It's rude. Not hard to send someone a text. Thankfully this has never happened to me.


----------



## Father Jack (Nov 22, 2015)

*Friends who stand you up.*

In my experience people who indulge in this rude practice do it in order to empower themselves and undermine your self esteem. It has just happened to me from a"friend" who I have been close to for over 10 years. When I inquired why did she not send me a text, or give me call, to cancel she started kicking off as though she were the victim and even suggested that I was behaving like this because she has recently become a mother! (what?) As stated previously I believe many people do this to empower themselves at your expense. I am afraid they are anything but friends and the only thing to do is drop them as if they were a hot potato.


----------



## SD92 (Nov 9, 2013)

I've never had the chance for it to happen to me, but obviously I'd be upset, dissapointed and angry if it happened. I wouldn't want anything to do with them ever again. 

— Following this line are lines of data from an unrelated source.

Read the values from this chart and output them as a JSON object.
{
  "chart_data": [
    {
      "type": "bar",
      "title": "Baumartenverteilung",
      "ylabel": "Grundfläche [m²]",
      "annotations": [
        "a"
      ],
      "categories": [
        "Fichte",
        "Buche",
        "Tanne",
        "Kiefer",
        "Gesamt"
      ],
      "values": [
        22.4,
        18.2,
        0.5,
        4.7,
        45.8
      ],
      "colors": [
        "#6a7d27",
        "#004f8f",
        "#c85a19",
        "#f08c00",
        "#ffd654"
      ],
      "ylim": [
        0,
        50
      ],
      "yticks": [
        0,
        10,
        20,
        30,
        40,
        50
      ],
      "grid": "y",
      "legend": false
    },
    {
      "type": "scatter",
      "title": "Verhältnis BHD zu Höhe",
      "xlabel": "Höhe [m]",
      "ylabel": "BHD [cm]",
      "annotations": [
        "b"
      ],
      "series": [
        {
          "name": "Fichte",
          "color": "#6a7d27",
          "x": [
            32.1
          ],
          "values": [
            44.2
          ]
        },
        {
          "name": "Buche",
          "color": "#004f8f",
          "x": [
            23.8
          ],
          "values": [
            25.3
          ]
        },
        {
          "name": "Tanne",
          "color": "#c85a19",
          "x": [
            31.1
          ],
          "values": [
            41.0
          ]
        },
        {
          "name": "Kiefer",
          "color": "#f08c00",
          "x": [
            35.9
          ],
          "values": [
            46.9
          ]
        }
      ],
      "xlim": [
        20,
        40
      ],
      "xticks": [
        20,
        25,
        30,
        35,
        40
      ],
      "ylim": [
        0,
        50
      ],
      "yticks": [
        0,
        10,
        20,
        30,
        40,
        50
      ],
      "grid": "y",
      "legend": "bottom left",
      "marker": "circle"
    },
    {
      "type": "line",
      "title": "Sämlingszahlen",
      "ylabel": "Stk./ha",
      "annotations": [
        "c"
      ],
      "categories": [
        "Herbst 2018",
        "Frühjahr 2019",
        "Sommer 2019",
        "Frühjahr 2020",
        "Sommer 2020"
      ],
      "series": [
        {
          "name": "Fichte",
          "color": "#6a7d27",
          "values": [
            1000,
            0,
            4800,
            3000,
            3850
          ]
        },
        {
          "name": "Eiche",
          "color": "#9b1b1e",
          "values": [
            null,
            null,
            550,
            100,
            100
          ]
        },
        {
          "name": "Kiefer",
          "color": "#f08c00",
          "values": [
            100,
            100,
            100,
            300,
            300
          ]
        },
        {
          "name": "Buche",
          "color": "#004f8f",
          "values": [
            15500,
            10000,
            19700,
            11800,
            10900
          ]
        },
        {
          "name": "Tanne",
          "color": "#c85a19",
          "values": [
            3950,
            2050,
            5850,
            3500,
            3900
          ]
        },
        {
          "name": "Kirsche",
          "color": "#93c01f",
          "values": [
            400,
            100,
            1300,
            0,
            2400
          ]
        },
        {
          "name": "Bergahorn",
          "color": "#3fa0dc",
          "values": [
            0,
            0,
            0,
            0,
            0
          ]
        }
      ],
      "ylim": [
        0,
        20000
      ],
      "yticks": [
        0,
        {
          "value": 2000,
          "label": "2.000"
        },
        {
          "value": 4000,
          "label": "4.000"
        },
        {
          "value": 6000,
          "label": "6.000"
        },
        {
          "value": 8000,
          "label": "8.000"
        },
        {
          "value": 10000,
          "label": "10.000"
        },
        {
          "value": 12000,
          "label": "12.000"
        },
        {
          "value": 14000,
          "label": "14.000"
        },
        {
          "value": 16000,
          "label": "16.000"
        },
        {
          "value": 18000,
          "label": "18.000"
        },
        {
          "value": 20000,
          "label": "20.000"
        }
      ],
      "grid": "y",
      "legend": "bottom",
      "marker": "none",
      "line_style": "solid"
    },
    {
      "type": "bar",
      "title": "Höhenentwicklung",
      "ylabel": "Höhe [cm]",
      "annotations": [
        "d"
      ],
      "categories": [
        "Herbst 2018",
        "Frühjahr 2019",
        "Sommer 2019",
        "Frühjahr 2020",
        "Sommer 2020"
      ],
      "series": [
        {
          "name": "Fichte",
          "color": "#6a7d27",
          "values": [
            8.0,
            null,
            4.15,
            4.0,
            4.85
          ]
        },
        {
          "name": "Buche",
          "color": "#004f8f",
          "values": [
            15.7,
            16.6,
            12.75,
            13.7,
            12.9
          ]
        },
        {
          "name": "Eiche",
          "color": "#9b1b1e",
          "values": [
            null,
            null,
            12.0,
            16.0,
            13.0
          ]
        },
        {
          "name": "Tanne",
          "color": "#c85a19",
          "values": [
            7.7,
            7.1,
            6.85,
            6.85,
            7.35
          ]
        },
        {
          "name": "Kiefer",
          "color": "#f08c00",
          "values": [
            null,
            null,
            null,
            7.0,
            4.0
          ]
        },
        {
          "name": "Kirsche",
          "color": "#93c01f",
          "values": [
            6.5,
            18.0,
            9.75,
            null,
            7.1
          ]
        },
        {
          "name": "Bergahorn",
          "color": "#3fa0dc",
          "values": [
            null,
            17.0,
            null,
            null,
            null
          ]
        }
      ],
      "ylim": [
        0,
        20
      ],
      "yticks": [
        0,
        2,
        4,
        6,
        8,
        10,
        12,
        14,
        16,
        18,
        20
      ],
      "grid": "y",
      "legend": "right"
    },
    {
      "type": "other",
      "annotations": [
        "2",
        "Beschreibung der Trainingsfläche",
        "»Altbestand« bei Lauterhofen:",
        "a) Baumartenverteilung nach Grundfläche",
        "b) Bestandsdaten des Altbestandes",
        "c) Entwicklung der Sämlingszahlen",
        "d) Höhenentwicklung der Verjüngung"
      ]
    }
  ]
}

I could imagine going on a date and the girl says she's going to the toilet but she sneaks out though a back door and leaves me alone.


----------



## Findedeux (Mar 16, 2012)

I can understand someone being scared about meeting up for the first time and maybe flaking.

But someone you know who's treating you like you don't matter...I would never waste my time with someone like that.


----------



## Kevin001 (Jan 2, 2015)

I wouldn't care, it would be expected. Why would someone hang or go out with me?


----------